OpenAI’s operator tool could soon take control of your PC

Đăng bởi: techai • Ngày: 22/01/2025

OpenAI may be on the brink of unveiling its much-anticipated AI tool, known as Operator, designed to take control of personal computers and perform actions autonomously on behalf of users. This development comes on the heels of allegations by Tibor Blaho, a software engineer with a track record of accurately leaking information about forthcoming AI products. According to Blaho, newly uncovered code suggests that the Operator tool is not only imminent but that it is also making significant strides towards functionality.

Previously, multiple publications, including Bloomberg, have reported on the Operator tool, labeling it as an
“agentic” system capable of independently executing a variety of tasks, such as writing code and making travel arrangements, without real-time human intervention. Reports suggest that the month of January has been targeted for the release of Operator, further fueled by Blaho’s findings this past weekend, which included hidden options within OpenAI’s ChatGPT client for macOS to define keyboard shortcuts for “Toggle Operator” and “Force Quit Operator.” Intriguingly, Blaho also indicated that OpenAI’s website features references to the Operator tool that have not yet become publicly visible.

Compellingly, additional information from Blaho states that there are comparative tables on OpenAI’s website, which measure Operator’s performance against other AI systems specifically designed for computer tasks. Although these tables might be placeholders, they imply that the effectiveness of Operator may not be universally reliable, varying by task.

In a benchmark simulating a real computer environment, known as OSWorld, early indications show that the tool—tentatively branded as the “OpenAI Computer Use Agent (CUA)”—achieved a score of 38.1%. This score is positioned above Anthropic’s computer-controlling model yet significantly lags behind the human score of 72.4%. Interestingly, while the OpenAI CUA pulls ahead in tasks related to website navigation and interaction as gauged by the WebVoyager benchmark, it does not fare as well in another evaluation known as WebArena. This raises questions about the extent of Operator’s capabilities and highlights potential gaps in its application, specifically in tasks that a human user would find straightforward.

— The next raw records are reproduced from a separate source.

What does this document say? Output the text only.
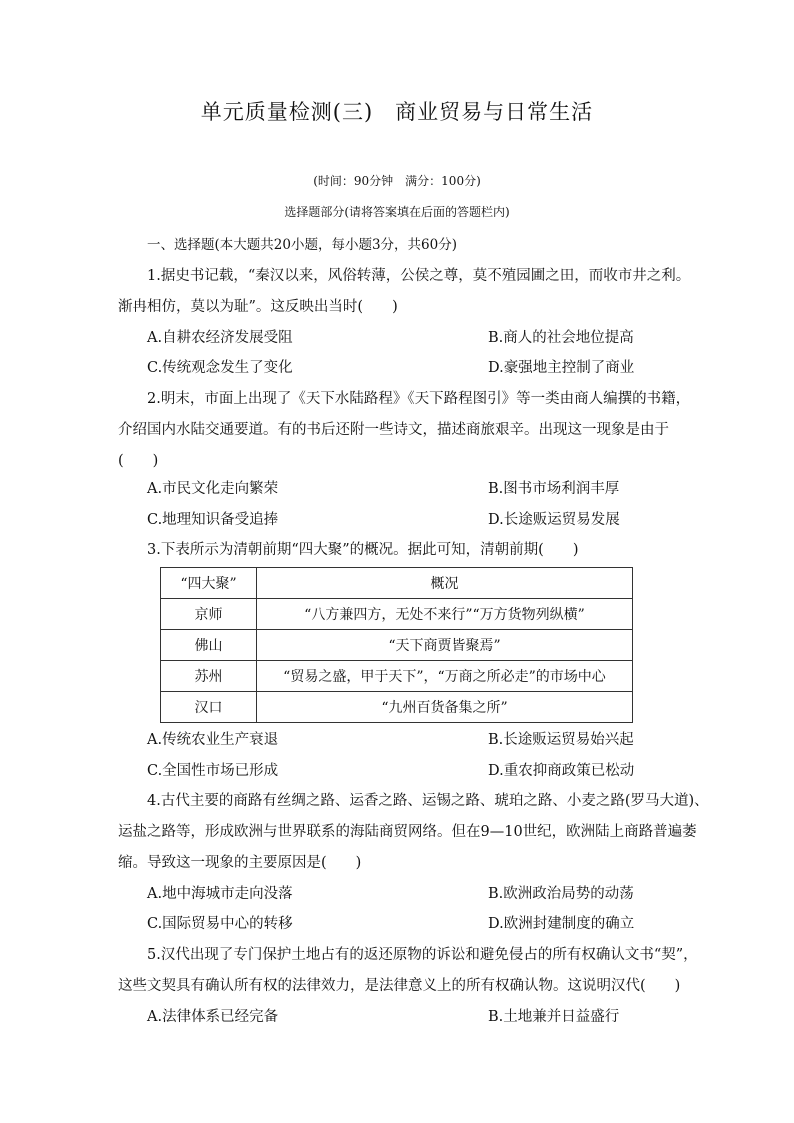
单元质量检测(三)　商业贸易与日常生活
(时间：90分钟　满分：100分)
选择题部分(请将答案填在后面的答题栏内)
一、选择题(本大题共20小题，每小题3分，共60分)
1.据史书记载，“秦汉以来，风俗转薄，公侯之尊，莫不殖园圃之田，而收市井之利。
渐冉相仿，莫以为耻”。这反映出当时(　　)
A.自耕农经济发展受阻	B.商人的社会地位提高
C.传统观念发生了变化	D.豪强地主控制了商业
2.明末，市面上出现了《天下水陆路程》《天下路程图引》等一类由商人编撰的书籍，
介绍国内水陆交通要道。有的书后还附一些诗文，描述商旅艰辛。出现这一现象是由于
(　　)
A.市民文化走向繁荣	B.图书市场利润丰厚
C.地理知识备受追捧	D.长途贩运贸易发展
3.下表所示为清朝前期“四大聚”的概况。据此可知，清朝前期(　　)
“四大聚”	概况
京师	“八方兼四方，无处不来行”“万方货物列纵横”
佛山	“天下商贾皆聚焉”
苏州	“贸易之盛，甲于天下”，“万商之所必走”的市场中心
汉口	“九州百货备集之所”
A.传统农业生产衰退	B.长途贩运贸易始兴起
C.全国性市场已形成	D.重农抑商政策已松动
4.古代主要的商路有丝绸之路、运香之路、运锡之路、琥珀之路、小麦之路(罗马大道)、
运盐之路等，形成欧洲与世界联系的海陆商贸网络。但在9—10世纪，欧洲陆上商路普遍萎
缩。导致这一现象的主要原因是(　　)
A.地中海城市走向没落	B.欧洲政治局势的动荡
C.国际贸易中心的转移	D.欧洲封建制度的确立
5.汉代出现了专门保护土地占有的返还原物的诉讼和避免侵占的所有权确认文书“契”，
这些文契具有确认所有权的法律效力，是法律意义上的所有权确认物。这说明汉代(　　)
A.法律体系已经完备	B.土地兼并日益盛行
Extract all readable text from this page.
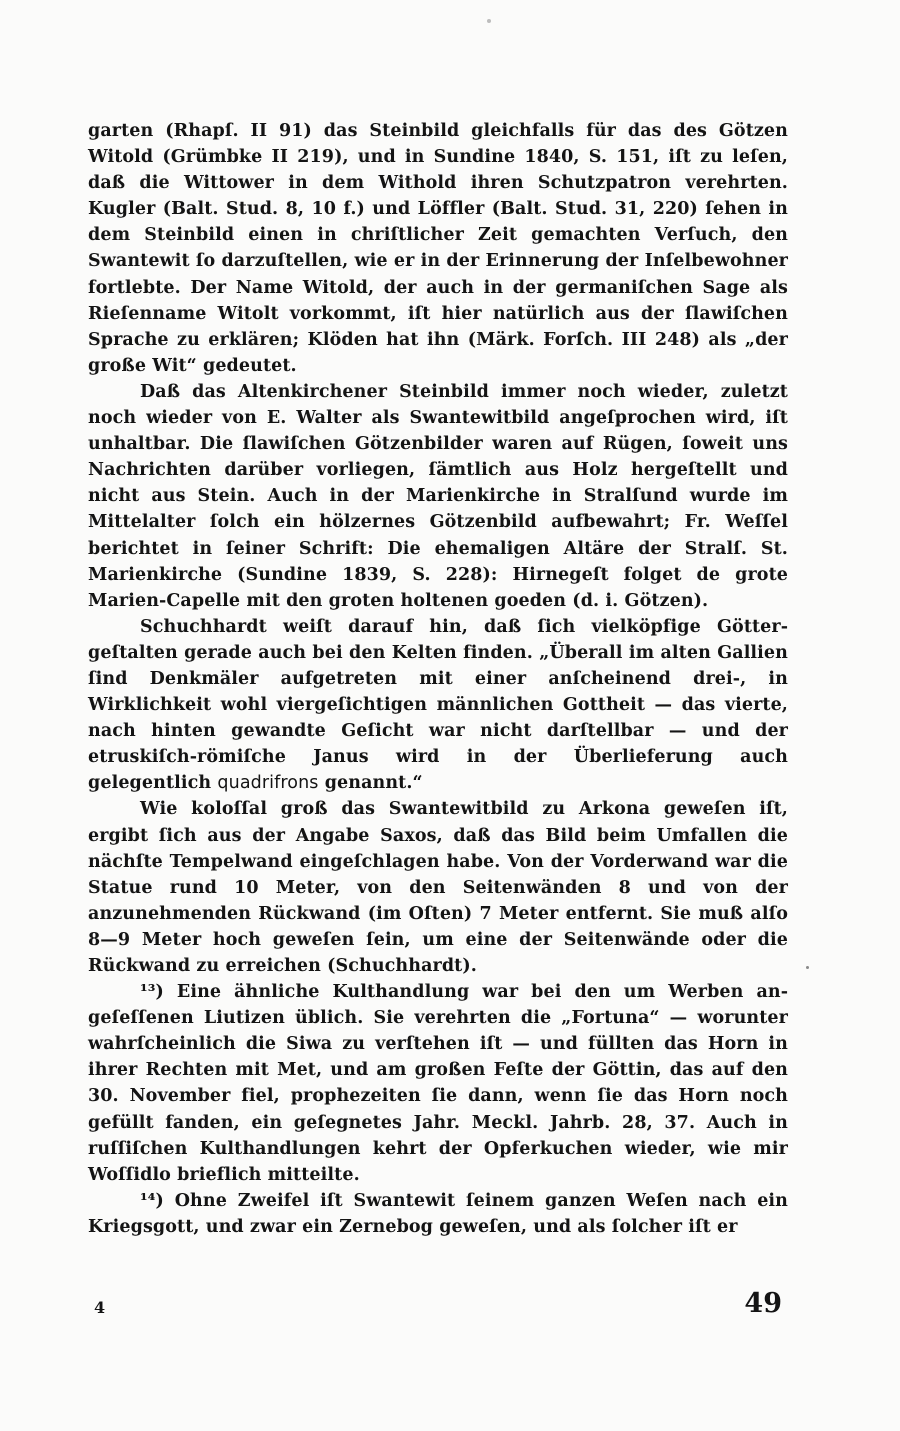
garten (Rhapſ. II 91) das Steinbild gleichfalls für das des Götzen Witold (Grümbke II 219), und in Sundine 1840, S. 151, iſt zu leſen, daß die Wittower in dem Withold ihren Schutzpatron verehrten. Kugler (Balt. Stud. 8, 10 f.) und Löffler (Balt. Stud. 31, 220) ſehen in dem Steinbild einen in chriſtlicher Zeit gemachten Verſuch, den Swantewit ſo darzuſtellen, wie er in der Erinnerung der Inſelbewohner fortlebte. Der Name Witold, der auch in der germaniſchen Sage als Rieſenname Witolt vorkommt, iſt hier natürlich aus der ſlawiſchen Sprache zu erklären; Klöden hat ihn (Märk. Forſch. III 248) als „der große Wit“ gedeutet.

Daß das Altenkirchener Steinbild immer noch wieder, zuletzt noch wieder von E. Walter als Swantewitbild angeſprochen wird, iſt unhaltbar. Die ſlawiſchen Götzenbilder waren auf Rügen, ſoweit uns Nachrichten darüber vorliegen, ſämtlich aus Holz hergeſtellt und nicht aus Stein. Auch in der Marienkirche in Stralſund wurde im Mittelalter ſolch ein hölzernes Götzenbild aufbewahrt; Fr. Weſſel berichtet in ſeiner Schrift: Die ehemaligen Altäre der Stralſ. St. Marienkirche (Sundine 1839, S. 228): Hirnegeſt folget de grote Marien-Capelle mit den groten holtenen goeden (d. i. Götzen).

Schuchhardt weiſt darauf hin, daß ſich vielköpfige Göttergeſtalten gerade auch bei den Kelten finden. „Überall im alten Gallien ſind Denkmäler aufgetreten mit einer anſcheinend drei-, in Wirklichkeit wohl viergeſichtigen männlichen Gottheit — das vierte, nach hinten gewandte Geſicht war nicht darſtellbar — und der etruskiſch-römiſche Janus wird in der Überlieferung auch gelegentlich quadrifrons genannt.“

Wie koloſſal groß das Swantewitbild zu Arkona geweſen iſt, ergibt ſich aus der Angabe Saxos, daß das Bild beim Umfallen die nächſte Tempelwand eingeſchlagen habe. Von der Vorderwand war die Statue rund 10 Meter, von den Seitenwänden 8 und von der anzunehmenden Rückwand (im Oſten) 7 Meter entfernt. Sie muß alſo 8—9 Meter hoch geweſen ſein, um eine der Seitenwände oder die Rückwand zu erreichen (Schuchhardt).

¹³) Eine ähnliche Kulthandlung war bei den um Werben angeſeſſenen Liutizen üblich. Sie verehrten die „Fortuna“ — worunter wahrſcheinlich die Siwa zu verſtehen iſt — und füllten das Horn in ihrer Rechten mit Met, und am großen Feſte der Göttin, das auf den 30. November fiel, prophezeiten ſie dann, wenn ſie das Horn noch gefüllt fanden, ein geſegnetes Jahr. Meckl. Jahrb. 28, 37. Auch in ruſſiſchen Kulthandlungen kehrt der Opferkuchen wieder, wie mir Woſſidlo brieflich mitteilte.

¹⁴) Ohne Zweifel iſt Swantewit ſeinem ganzen Weſen nach ein Kriegsgott, und zwar ein Zernebog geweſen, und als ſolcher iſt er

4	49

For instance, during a test where Operator was asked to register with a cloud provider and initiate a virtual machine, the tool was deemed successful merely 60% of the time. In a more complex assignment involving the creation of a Bitcoin wallet, its success rate dwindled to an uninspiring 10%. Such statistics invite scrutiny regarding the tool’s reliability and overall effectiveness.

As the news of Operator’s anticipated launch circulates, it finds itself in a competitive landscape where rival tech giants like Anthropic and Google are also vying for dominance in the emerging segment of AI agents. While the concept of AI agents is still in its infancy, industry experts assert that they could represent the next significant advancement in artificial intelligence technology. According to analytics firm Markets and Markets, this sector could potentially reach a market valuation of $47.1 billion by 2030, illustrating the commercial potential embedded within such innovations.

Despite the optimistic commercial forecasts, the capabilities of AI agents, including Operator, are currently regarded as somewhat primitive. Safety concerns have arisen about the operational risks associated with these technologies, particularly if they evolve rapidly without adequate oversight or regulations. However, one of the leaked charts suggests Operator’s strong performance in specific safety evaluations designed to detect illicit activities and safeguard sensitive personal data. This focus on safety is posited as a primary reason for the drawn-out development timeline of the Operator tool.

OpenAI co-founder Wojciech Zaremba, in a recent statement on the social platform X, articulated his apprehensions regarding the reckless release of AI agents that lack stringent safety measures, referring specifically to Anthropic’s recent product. Zaremba expressed that any similar release by OpenAI would likely provoke significant backlash from the community.

However, OpenAI has faced criticism from AI researchers and former employees, claiming that the organization may be prioritizing expedience in developing its technology over ensuring adequate safety protocols are in place. As the launch of Operator approaches, many will be watching closely to see how OpenAI navigates both the promise of its new tool and the broader challenges inherent in the fast-evolving AI landscape. In conclusion, while the arrival of the Operator tool represents a compelling step forward in AI technology, it also brings significant implications that must be carefully considered before deployment, particularly around reliability and safety.

Until more definitive information emerges from OpenAI regarding the Operator tool and its capabilities, the technology community remains on alert, eager to understand the real-world applications of this innovative advancement in artificial intelligence.